C’est le passage d’un bac sur le Mekong.
L’image dure pendant toute la traversée du fleuve.”)
É como se a cineasta Duras quisesse fazer com que sua escrita fosse como o cinema: as coisas parecem acontecer no instante presente, mesmo pertencendo a um fundo passado. O que vemos no texto é quase uma imagem.
A profusão de figuras da memória e do esquecimento se espalham ao largo das evocações de O amante, onde o amante chinês é um nervo dramático mas a mãe é a personagem que centraliza os liames daquilo que a narradora lembra (lembremos ainda: a narradora ora é um “je”, primeira pessoa, ora é um “elle” ou “la petite”, uma terceira pessoa em disfarce). Jogos do que está depositado no cérebro.
“Agora eu já não os amo. Já não sei se os amei. Eu os abandonei. Já não tenho na cabeça o perfume de sua pele nem nos meus olhos a cor dos seus. Não lembro mais a voz, salvo às vezes desta que vem doce com a fadiga da noite. O riso, eu já não o ouço, nem o riso, nem os gritos. Acabou, já não lembro. Será porque eu escrevo sobre ela tão facilmente agora, longamente, distendidamente, ela se terá tornado uma escritura corrente?”
(“Maintenant je ne les aime plus. Je ne sais plus si les ai aimés. Je les ai quittés. Je n’ai plus dans ma tête le parfum de sa peau ni dans mes yeux la couleur de ses yeux. Je ne me souviens plus de la voix, sauf parfois de celle de la douceur avec la fadigue du soir. Le rire, je ne l’entens plus, ni le rire, ni les cris. C’est fini, je ne souviens plus. C’est pourquoi j’en écris si facile d’elle maintenant, si long, si étiré, elle est devenue écriture courante.” É um trecho que, malgrado sua simplicidade e reiterações, se faz particularmente complicado de transpor do francês; tem alguma coisa que escapa em suas variações de tempo e construções verbais ao ímpeto tradutor).
O sexo, transcendendo, ocupa uma certa eminência na narrativa de O amante. A colega da protagonista no liceu é algo tão importante quanto o amante. Tanto que a narradora faz uma transferência mental do corpo da colega para os braços do amante chinês. Funde-se a narradora, o amante e a colega numa mesma voluptuosidade de palavras. É uma metempsicose sexual.
“Eu estou extenuada do desejo de Hélène Lagonelle.

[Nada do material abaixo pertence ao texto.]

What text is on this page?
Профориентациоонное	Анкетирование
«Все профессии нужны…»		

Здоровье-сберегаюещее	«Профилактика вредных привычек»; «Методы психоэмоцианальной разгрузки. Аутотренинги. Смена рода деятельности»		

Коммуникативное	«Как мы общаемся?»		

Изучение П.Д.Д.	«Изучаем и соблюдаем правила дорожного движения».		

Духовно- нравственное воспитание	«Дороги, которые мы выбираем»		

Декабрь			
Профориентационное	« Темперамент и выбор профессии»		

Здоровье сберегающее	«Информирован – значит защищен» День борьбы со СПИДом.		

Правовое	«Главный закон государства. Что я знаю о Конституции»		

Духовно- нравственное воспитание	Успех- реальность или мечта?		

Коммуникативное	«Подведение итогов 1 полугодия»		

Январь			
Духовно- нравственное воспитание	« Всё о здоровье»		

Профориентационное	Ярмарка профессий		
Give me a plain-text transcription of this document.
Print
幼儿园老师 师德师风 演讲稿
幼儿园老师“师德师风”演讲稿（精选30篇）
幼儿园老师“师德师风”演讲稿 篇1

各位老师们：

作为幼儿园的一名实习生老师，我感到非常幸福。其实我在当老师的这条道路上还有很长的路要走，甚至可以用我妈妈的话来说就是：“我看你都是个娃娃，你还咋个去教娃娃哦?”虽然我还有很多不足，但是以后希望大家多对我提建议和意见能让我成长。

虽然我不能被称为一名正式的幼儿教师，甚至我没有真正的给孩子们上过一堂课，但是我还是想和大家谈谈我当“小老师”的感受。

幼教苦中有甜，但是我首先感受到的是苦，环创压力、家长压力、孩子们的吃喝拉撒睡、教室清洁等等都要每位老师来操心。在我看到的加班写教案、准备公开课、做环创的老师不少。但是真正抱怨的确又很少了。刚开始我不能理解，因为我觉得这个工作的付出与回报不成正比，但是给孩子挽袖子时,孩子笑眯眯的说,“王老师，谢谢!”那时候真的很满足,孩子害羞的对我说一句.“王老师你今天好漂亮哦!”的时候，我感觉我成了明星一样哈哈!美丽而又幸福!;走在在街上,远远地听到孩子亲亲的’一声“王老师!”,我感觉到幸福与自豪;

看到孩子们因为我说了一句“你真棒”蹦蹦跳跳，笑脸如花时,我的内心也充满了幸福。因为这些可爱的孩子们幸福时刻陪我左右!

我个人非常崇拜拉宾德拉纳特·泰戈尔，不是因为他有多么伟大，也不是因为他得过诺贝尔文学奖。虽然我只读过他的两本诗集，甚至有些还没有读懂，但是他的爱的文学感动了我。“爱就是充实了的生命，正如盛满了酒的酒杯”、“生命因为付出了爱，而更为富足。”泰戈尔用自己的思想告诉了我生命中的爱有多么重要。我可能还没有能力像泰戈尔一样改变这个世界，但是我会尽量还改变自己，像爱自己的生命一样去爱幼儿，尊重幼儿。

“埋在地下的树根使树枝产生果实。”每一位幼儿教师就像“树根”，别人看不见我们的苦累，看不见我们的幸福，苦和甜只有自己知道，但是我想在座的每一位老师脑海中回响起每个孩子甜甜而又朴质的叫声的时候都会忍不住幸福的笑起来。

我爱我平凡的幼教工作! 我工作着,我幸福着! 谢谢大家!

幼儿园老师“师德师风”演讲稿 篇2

Eu estou extenuada do desejo.
Eu quero levar comigo Hélène Lagonelle, lá onde cada noite, os olhos cerrados, eu me permito a voluptuosidade que faz gritar. Eu gostaria de dar Hélène Lagonelle a este homem que faz isto comigo para que ele faça por seu turno com ela. Isto em minha presença, que ela o faça segundo meu desejo, que ela se dê lá onde eu me dou. Seria pelos meandros do corpo de Hélène Lagonelle, pela travessia de seu corpo que o orgasmo me chegaria dele, agora definitivo.”
(“Je suis extenuée du désir d’Hélène Lagonelle.
Je suis extenuée du désir.
Je veux emmener avec moi Hélène Lagonelle, là où chaque soir, les yeux clos, je me fais donner la jouissance qui fait crier. Je voudrais donner Hélène Lagonelle à cet homme qui fait ça sur moi pour qu’il le fasse à son tour sur elle. Ceci en ma présence, qu’elle le fasse selon mon désir, qu’elle se donne là où moi je me donne. Ce serait par le détour du corps d’Hélène Lagonelle, par la traversée de son corps que la jouissance m’arriverait de lui, alors defintive.”)
Vemos com frequência no texto de O amante emanações de sensíveis relações entre a natureza e as personagens, personagens que nada mais são do que seres humanos em palavras.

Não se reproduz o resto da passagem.